Now his company is also importing other TCM products and their annual sales have grown to $20 million over the course of the past 9 years.

Like Thailand, people of Chinese origin make up the mainstay of consumers of TCM products in Indonesia, according to Liu.

Local people are familiar with a range of typical TCM products, such as Angong Niuhuang pills, which are commonly used to counter heat and toxins, and Pien Tze Huang, a herbal remedy that can be taken to reduce swelling.

"Chinese medicines that have entered the local market more recently still need time to cultivate a wider customer base," Liu explains, adding that the local people's understanding of Chinese medical therapies mostly revolve around acupuncture and manipulation.

As an agent, Liu says the greatest challenge for him is that in Indonesia, unlike in Singapore, Malaysia and Thailand, TCM is still assessed by regulators using the same standards as Western medicine, which results in a protracted registration process and advertising restrictions relating to their healing properties.
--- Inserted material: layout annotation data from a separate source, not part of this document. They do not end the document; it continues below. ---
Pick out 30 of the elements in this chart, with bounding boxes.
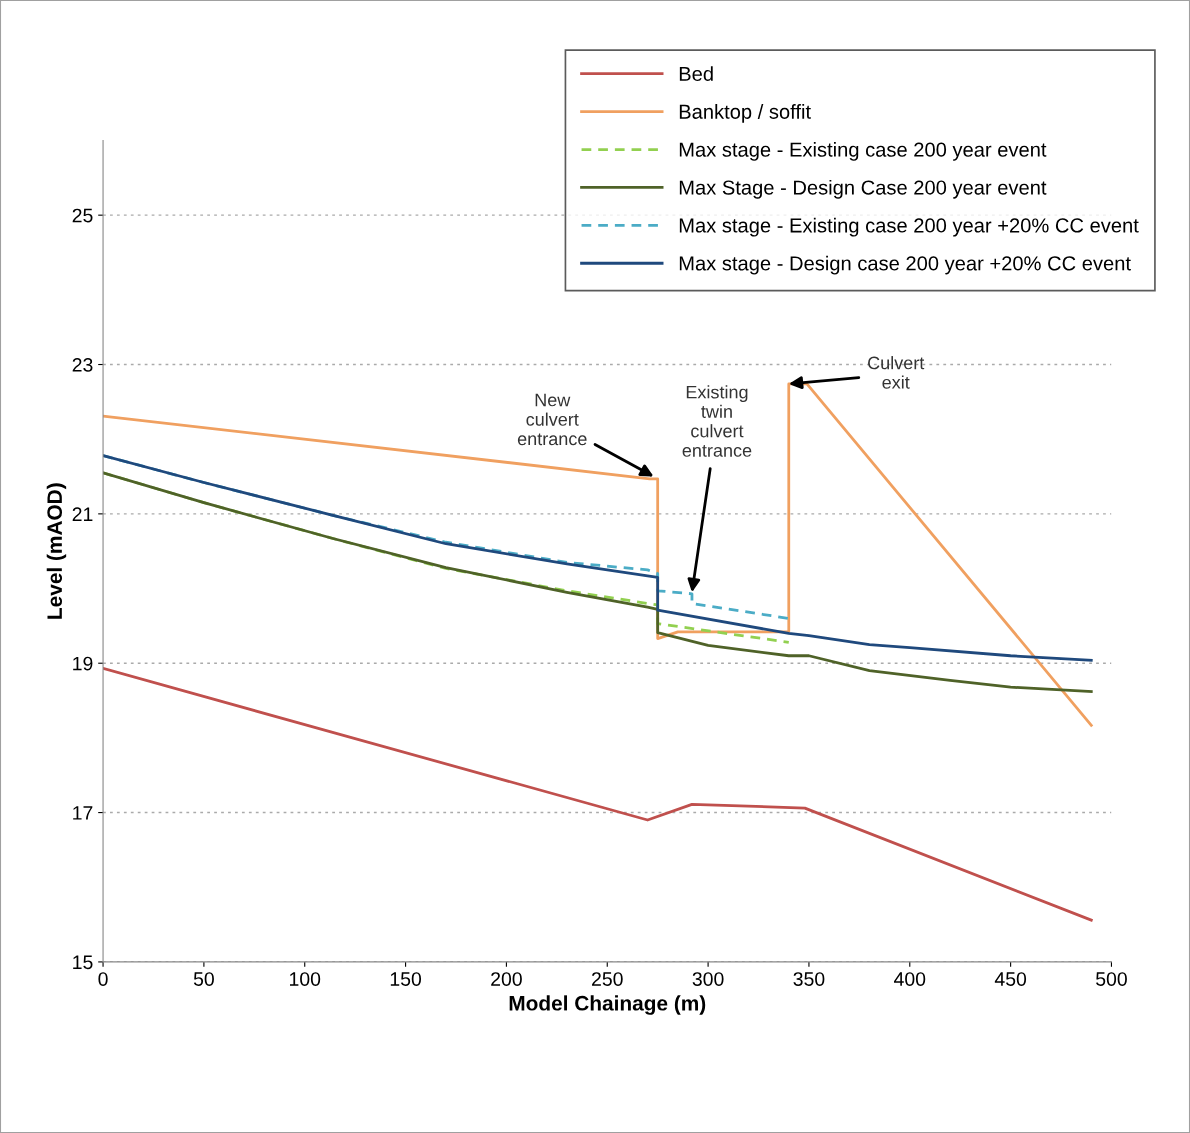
x-tick-label: 150 <box>390 972 422 986</box>
y-tick-label: 23 <box>72 357 93 372</box>
y-tick-label: 19 <box>73 656 93 671</box>
y-axis-title: Level (mAOD) <box>46 483 67 619</box>
x-axis-title: Model Chainage (m) <box>509 995 706 1015</box>
x-tick-label: 300 <box>692 972 724 986</box>
x-tick-label: 200 <box>491 972 522 986</box>
y-tick-label: 15 <box>73 955 93 970</box>
legend-label: Bed <box>679 66 713 81</box>
annotation: Culvert exit <box>868 356 925 389</box>
legend-label: Max Stage - Design Case 200 year event <box>679 179 1047 199</box>
x-tick-label: 450 <box>994 972 1027 986</box>
legend-label: Banktop / soffit <box>679 104 811 123</box>
line-series <box>103 471 1093 693</box>
annotation: New culvert entrance <box>517 393 587 446</box>
legend-label: Max stage - Existing case 200 year +20% CC event <box>679 217 1139 237</box>
legend-label: Max stage - Design case 200 year +20% CC event <box>679 255 1131 275</box>
x-tick-label: 100 <box>290 972 321 986</box>
legend-label: Max stage - Existing case 200 year event <box>679 141 1047 161</box>
x-tick-label: 350 <box>793 972 825 986</box>
x-tick-label: 0 <box>98 972 108 986</box>
x-tick-label: 250 <box>592 972 623 986</box>
y-tick-label: 17 <box>73 806 93 820</box>
line-series <box>103 667 1093 922</box>
x-tick-label: 500 <box>1096 972 1127 986</box>
y-tick-label: 21 <box>72 507 93 521</box>
x-tick-label: 50 <box>193 972 214 986</box>
annotation: Existing twin culvert entrance <box>682 385 752 457</box>
y-tick-label: 25 <box>72 208 93 223</box>
x-tick-label: 400 <box>894 972 926 986</box>
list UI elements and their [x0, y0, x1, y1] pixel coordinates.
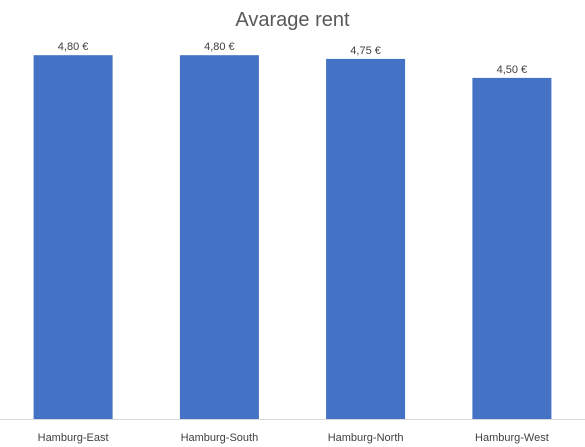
bar-hamburg-east — [33, 55, 113, 419]
data-label-hamburg-south: 4,80 € — [204, 41, 235, 53]
bar-hamburg-west — [472, 77, 552, 420]
bar-hamburg-south — [179, 55, 259, 419]
category-label-hamburg-east: Hamburg-East — [38, 432, 109, 444]
data-label-hamburg-west: 4,50 € — [497, 64, 528, 76]
bar-hamburg-north — [326, 58, 406, 420]
chart-title: Avarage rent — [235, 9, 350, 31]
category-label-hamburg-west: Hamburg-West — [475, 432, 549, 444]
bars-group — [33, 55, 552, 420]
category-label-hamburg-north: Hamburg-North — [328, 432, 404, 444]
category-label-hamburg-south: Hamburg-South — [181, 432, 259, 444]
data-label-hamburg-north: 4,75 € — [350, 45, 381, 57]
data-label-hamburg-east: 4,80 € — [58, 41, 89, 53]
labels-group: 4,80 € Hamburg-East 4,80 € Hamburg-South 4,7… — [38, 41, 549, 444]
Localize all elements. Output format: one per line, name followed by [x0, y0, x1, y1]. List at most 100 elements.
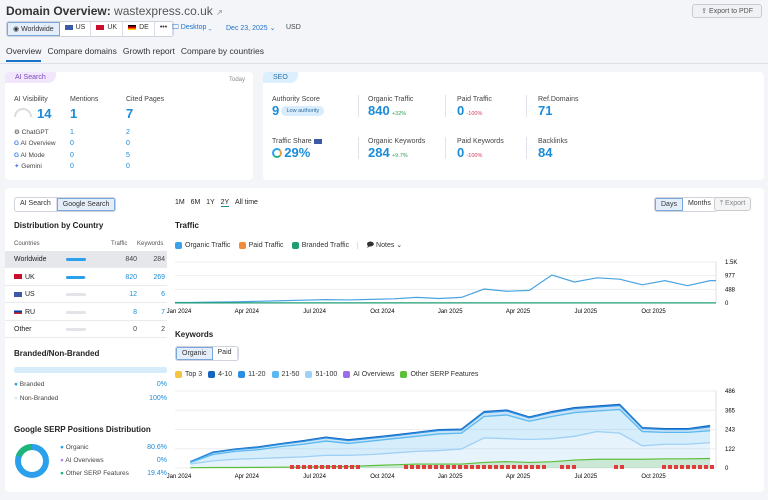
legend-organic-traffic[interactable]: Organic Traffic [175, 241, 230, 249]
us-flag-icon [313, 138, 322, 144]
region-us[interactable]: US [60, 22, 92, 36]
algorithm-update-marker [560, 465, 564, 469]
series-organic-traffic [175, 274, 716, 304]
toggle-organic[interactable]: Organic [176, 347, 213, 360]
country-row[interactable]: UK 820 269 [5, 269, 167, 286]
organic-keywords[interactable]: Organic Keywords 284 +9.7% [368, 138, 426, 160]
legend-top-3[interactable]: Top 3 [175, 370, 202, 378]
x-tick-label: Apr 2024 [235, 474, 260, 480]
cited-count[interactable]: 0 [126, 140, 130, 148]
x-tick-label: Jul 2024 [303, 309, 326, 315]
algorithm-update-marker [314, 465, 318, 469]
country-row[interactable]: RU 8 7 [5, 304, 167, 321]
legend-paid-traffic[interactable]: Paid Traffic [238, 241, 284, 249]
country-traffic: 0 [133, 326, 137, 333]
toggle-paid[interactable]: Paid [213, 347, 238, 360]
country-row[interactable]: Worldwide 840 284 [5, 251, 167, 268]
domain-name: wastexpress.co.uk [114, 4, 213, 18]
algorithm-update-marker [494, 465, 498, 469]
tab-growth-report[interactable]: Growth report [122, 46, 175, 56]
paid-keywords[interactable]: Paid Keywords 0 -100% [457, 138, 504, 160]
x-tick-label: Oct 2025 [641, 474, 666, 480]
region-uk[interactable]: UK [91, 22, 124, 36]
tab-compare-domains[interactable]: Compare domains [47, 46, 117, 56]
traffic-share-bar [66, 328, 86, 331]
google-icon: G [14, 151, 20, 159]
serp-legend-item: ● AI Overviews [60, 457, 104, 464]
legend-4-10[interactable]: 4-10 [208, 370, 232, 378]
col-countries: Countries [14, 241, 40, 247]
y-tick-label: 0 [725, 466, 729, 472]
mentions-count[interactable]: 1 [70, 129, 74, 136]
gemini-icon: ✦ [14, 162, 20, 170]
series-51-100 [190, 430, 711, 465]
algorithm-update-marker [356, 465, 360, 469]
range-1m[interactable]: 1M [175, 199, 185, 206]
more-regions-button[interactable]: ••• [155, 22, 174, 36]
country-row[interactable]: US 12 6 [5, 286, 167, 303]
device-dropdown[interactable]: 🖵 Desktop ⌄ [172, 24, 212, 31]
series-11-20 [190, 404, 711, 463]
tab-compare-by-countries[interactable]: Compare by countries [180, 46, 265, 56]
date-dropdown[interactable]: Dec 23, 2025 ⌄ [226, 25, 276, 32]
region-de[interactable]: DE [123, 22, 155, 36]
algorithm-update-marker [326, 465, 330, 469]
algorithm-update-marker [506, 465, 510, 469]
algorithm-update-marker [440, 465, 444, 469]
currency-label: USD [286, 24, 301, 31]
legend-other-serp-features[interactable]: Other SERP Features [400, 370, 478, 378]
legend-51-100[interactable]: 51-100 [305, 370, 337, 378]
cited-count[interactable]: 0 [126, 162, 130, 170]
cited-count[interactable]: 5 [126, 151, 130, 159]
legend-21-50[interactable]: 21-50 [271, 370, 299, 378]
notes-dropdown[interactable]: 🗩 Notes ⌄ [357, 242, 403, 249]
y-tick-label: 488 [725, 287, 736, 293]
ai-visibility-value: 14 [37, 106, 52, 121]
ref-domains[interactable]: Ref.Domains 71 [538, 96, 579, 118]
visibility-gauge-icon [14, 108, 32, 117]
legend-ai-overviews[interactable]: AI Overviews [343, 370, 394, 378]
tab-overview[interactable]: Overview [6, 46, 42, 62]
algorithm-update-marker [452, 465, 456, 469]
algorithm-update-marker [488, 465, 492, 469]
x-tick-label: Apr 2024 [235, 309, 260, 315]
mentions-count[interactable]: 0 [70, 162, 74, 170]
algorithm-update-marker [470, 465, 474, 469]
algorithm-update-marker [710, 465, 714, 469]
y-tick-label: 122 [725, 447, 736, 453]
legend-branded-traffic[interactable]: Branded Traffic [291, 241, 349, 249]
algorithm-update-marker [614, 465, 618, 469]
backlinks[interactable]: Backlinks 84 [538, 138, 568, 160]
cited-count[interactable]: 2 [126, 129, 130, 136]
y-tick-label: 243 [725, 428, 736, 434]
algorithm-update-marker [518, 465, 522, 469]
mentions-count[interactable]: 0 [70, 140, 74, 148]
country-row[interactable]: Other 0 2 [5, 321, 167, 338]
export-pdf-button[interactable]: ⇪ Export to PDF [692, 4, 762, 18]
legend-11-20[interactable]: 11-20 [238, 370, 266, 378]
mentions-count[interactable]: 0 [70, 151, 74, 159]
algorithm-update-marker [476, 465, 480, 469]
google-icon: G [14, 140, 20, 148]
range-all-time[interactable]: All time [234, 199, 258, 206]
algorithm-update-marker [404, 465, 408, 469]
y-tick-label: 977 [725, 274, 736, 280]
today-label: Today [228, 77, 245, 83]
range-2y[interactable]: 2Y [220, 199, 230, 207]
days-button[interactable]: Days [655, 198, 683, 211]
algorithm-update-marker [542, 465, 546, 469]
series-21-50 [190, 408, 711, 464]
organic-traffic[interactable]: Organic Traffic 840 +32% [368, 96, 414, 118]
toggle-ai-search[interactable]: AI Search [15, 198, 57, 211]
paid-traffic[interactable]: Paid Traffic 0 -100% [457, 96, 492, 118]
traffic-share-bar [66, 310, 86, 314]
export-button[interactable]: ⤒ Export [714, 197, 752, 211]
range-1y[interactable]: 1Y [206, 199, 215, 206]
external-link-icon[interactable]: ↗ [216, 8, 223, 17]
toggle-google-search[interactable]: Google Search [56, 198, 116, 211]
range-6m[interactable]: 6M [190, 199, 201, 206]
distribution-title: Distribution by Country [14, 221, 104, 230]
x-tick-label: Apr 2025 [506, 474, 531, 480]
algorithm-update-marker [572, 465, 576, 469]
region-worldwide[interactable]: ◉ Worldwide [7, 22, 60, 36]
Domestically, producers like Taiji Group are also making efforts of their own to further promote their products overseas.

In 2017, the group was designated by the State Administration of Traditional Chinese Medicine as a demonstration base for promoting traditional patented Chinese medicine and services overseas.

According to Bai Lixi, president of Taiji, his company is seeking to further open up markets in Southeast Asia over the next few years.

"Compared with some pure chemical medicines, which may bring adverse reactions, many TCM products have a good curing effect at an affordable price," says Bai.

Bai cited his company's star product Huoxiang Zhengqi Liquid as an example. The product has developed from a traditional prescription, which dates back more than 1,000 years, and has been passed on for generations due to its positive curative effects.

According to Bai, TCM is the gem of ancient Chinese science, and it is also the key to unlocking the treasures of Chinese civilization.

Bai admits that while TCM's international popularity is growing at pace, there are still many challenges, such as the lack of statistical evidence of actual treatment cases due to its different assessment system from Western medicine.

So his company launched a large-scale research program on actual treatment cases of Huoxiang Zhengqi Liquid to prove its effectiveness and safety. The results and sample data will be released online for consumers worldwide in October.

"I am optimistic about TCM's future growth in Indonesia. Suitable TCM products will finally find their way here as long as we promote them in the right way," says Liu of Sky One.